Specifically regarding anger, he writes:
For example, a person shouldn't be petulant and easy to anger, nor like a dead person who never feels, but rather intermediate: he shouldn't get angry except for a great matter worthy of being angry at, so that [the subject of the anger] shouldn't repeat what he did. (1)
However, in the next chapter Maimonides takes a slightly different tack. All traits may be equal regarding the need for the "middle way", but some are perhaps more equal than others.
There are some traits that a person is forbidden to conduct himself in the middle way, rather he should distance himself from them in the extreme. . . Anger is an extremely bad trait, and it is fitting that a person should distance himself from it to the extreme, and teach himself not to become angry even on something that is worth getting angry about. And if he wants to threaten his children or household, or on the public if he is a public leader and wants to get angry at them so that they should return to the proper path, he should show himself before them as if he is angry in order to make the sorry, while inwardly he maintains composure, as a person who feigns anger when he gets angry but is not really angry. The early sages said that anyone who becomes angry it is as if he worships idols, and they said that anyone who becomes angry if he is wise his wisdom departs from him, and if he is a prophet his prophecy departs from him, and those who are habitually angry their life is not a life, therefore they commanded that a person should distance himself from anger until he should accustom himself not to feel even the most infuriating things, and this is the good way. (2)
The Lechem Mishna commentary points out that in the second chapter Maimonides is referring to someone who has an extreme natural tendency. In that case, the usual cure is to proportionally exaggerate the opposite tendency. For example, it is proper to give charity in moderation. But a rather stingy person should overcome his tendency by being unusually generous, until he is able to restore himself to the middle path. Maimonides states that this advice does not apply for someone with an anger problem; it is not enough for that person to go in the middle way, rather he has to forgo anger entirely.
According to this explanation, an angry person is like an addict.
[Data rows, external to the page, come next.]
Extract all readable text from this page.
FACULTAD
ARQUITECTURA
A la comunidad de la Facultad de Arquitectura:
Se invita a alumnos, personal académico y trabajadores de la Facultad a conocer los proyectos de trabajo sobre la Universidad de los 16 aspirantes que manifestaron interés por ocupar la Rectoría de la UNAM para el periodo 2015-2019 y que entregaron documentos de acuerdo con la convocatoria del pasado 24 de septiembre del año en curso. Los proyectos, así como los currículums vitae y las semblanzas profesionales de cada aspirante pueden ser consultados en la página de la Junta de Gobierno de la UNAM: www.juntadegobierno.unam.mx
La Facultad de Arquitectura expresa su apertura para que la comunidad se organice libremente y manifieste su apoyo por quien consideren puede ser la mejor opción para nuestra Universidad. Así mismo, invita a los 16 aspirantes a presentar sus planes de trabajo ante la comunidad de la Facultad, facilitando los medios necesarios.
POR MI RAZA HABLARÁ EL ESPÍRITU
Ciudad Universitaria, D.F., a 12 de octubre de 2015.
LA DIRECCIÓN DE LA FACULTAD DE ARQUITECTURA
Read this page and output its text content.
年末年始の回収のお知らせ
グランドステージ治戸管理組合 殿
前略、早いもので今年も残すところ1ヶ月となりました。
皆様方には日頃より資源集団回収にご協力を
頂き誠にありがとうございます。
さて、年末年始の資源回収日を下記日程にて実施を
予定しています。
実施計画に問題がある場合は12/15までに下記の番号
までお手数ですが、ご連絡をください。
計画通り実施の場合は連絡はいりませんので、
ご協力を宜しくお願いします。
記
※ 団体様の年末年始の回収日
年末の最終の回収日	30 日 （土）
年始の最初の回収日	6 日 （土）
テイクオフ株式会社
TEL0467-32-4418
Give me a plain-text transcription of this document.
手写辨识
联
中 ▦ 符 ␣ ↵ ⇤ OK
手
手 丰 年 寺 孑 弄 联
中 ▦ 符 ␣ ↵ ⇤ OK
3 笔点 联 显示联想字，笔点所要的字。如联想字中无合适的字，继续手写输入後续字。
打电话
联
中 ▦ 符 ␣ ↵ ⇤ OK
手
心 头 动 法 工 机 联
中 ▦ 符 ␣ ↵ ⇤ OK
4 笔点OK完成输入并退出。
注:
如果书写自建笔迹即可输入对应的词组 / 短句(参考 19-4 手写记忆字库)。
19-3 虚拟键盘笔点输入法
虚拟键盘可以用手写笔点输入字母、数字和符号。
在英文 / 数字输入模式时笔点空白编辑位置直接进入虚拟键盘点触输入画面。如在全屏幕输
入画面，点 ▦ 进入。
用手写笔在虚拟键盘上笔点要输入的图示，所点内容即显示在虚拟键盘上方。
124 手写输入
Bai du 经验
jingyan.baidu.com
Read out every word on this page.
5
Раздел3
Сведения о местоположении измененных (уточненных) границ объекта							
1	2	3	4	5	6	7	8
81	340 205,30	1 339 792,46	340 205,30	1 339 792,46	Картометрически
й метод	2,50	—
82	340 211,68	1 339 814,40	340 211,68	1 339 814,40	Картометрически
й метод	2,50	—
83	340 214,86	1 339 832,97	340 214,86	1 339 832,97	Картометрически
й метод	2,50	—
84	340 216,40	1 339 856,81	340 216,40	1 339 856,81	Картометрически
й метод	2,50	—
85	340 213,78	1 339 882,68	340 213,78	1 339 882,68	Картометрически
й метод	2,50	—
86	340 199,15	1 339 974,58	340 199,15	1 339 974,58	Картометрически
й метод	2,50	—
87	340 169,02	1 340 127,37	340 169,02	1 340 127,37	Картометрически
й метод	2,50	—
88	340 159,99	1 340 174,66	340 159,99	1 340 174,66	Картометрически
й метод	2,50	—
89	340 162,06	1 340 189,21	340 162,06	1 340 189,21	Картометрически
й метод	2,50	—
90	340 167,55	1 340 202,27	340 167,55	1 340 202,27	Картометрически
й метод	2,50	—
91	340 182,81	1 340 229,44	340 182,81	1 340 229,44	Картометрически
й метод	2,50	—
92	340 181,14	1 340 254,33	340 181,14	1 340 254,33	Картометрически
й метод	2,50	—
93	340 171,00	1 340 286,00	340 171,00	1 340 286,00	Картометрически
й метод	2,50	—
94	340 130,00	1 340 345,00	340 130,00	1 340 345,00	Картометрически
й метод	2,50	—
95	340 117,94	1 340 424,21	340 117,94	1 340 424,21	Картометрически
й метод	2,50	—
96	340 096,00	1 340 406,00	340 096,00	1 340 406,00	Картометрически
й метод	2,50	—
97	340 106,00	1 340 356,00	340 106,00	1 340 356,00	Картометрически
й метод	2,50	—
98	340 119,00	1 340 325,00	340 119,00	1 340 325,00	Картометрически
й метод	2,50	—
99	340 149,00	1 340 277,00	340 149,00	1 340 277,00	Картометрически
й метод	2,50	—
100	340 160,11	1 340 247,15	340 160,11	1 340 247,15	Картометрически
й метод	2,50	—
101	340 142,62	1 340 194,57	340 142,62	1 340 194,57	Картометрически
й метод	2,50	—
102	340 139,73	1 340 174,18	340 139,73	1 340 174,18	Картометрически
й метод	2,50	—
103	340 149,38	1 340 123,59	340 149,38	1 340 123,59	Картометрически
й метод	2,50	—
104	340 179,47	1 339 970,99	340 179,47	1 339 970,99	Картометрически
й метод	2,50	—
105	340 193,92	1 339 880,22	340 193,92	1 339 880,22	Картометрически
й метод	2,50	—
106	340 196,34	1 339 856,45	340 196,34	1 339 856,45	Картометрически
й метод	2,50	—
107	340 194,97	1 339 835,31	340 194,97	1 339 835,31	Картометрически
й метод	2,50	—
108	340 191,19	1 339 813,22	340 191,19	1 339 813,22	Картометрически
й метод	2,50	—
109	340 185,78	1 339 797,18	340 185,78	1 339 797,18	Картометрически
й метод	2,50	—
An addict can seldom go back to enjoying his addiction in moderation; in most cases he must forswear it. At any rate, we see that anger is in the best instance a dangerous trait that should be indulged in moderation, and in many cases needs to be avoided altogether.
Either way, getting routinely angry at workers who don't meet the boss's expectations would be considered excessive. Missing a sales target or occasional neglect of a workplace norm would certainly not be considered a "great matter". Note also that in the second chapter, all the instances where Maimonides considers it legitimate to even feign anger are where the subject of the anger misbehaved and where the sanction of anger is intended for his own benefit – not that of the parent or leader.
According to the Jewish view of the proper character traits, it is not fitting that anger should be used or even feigned as a routine management technique.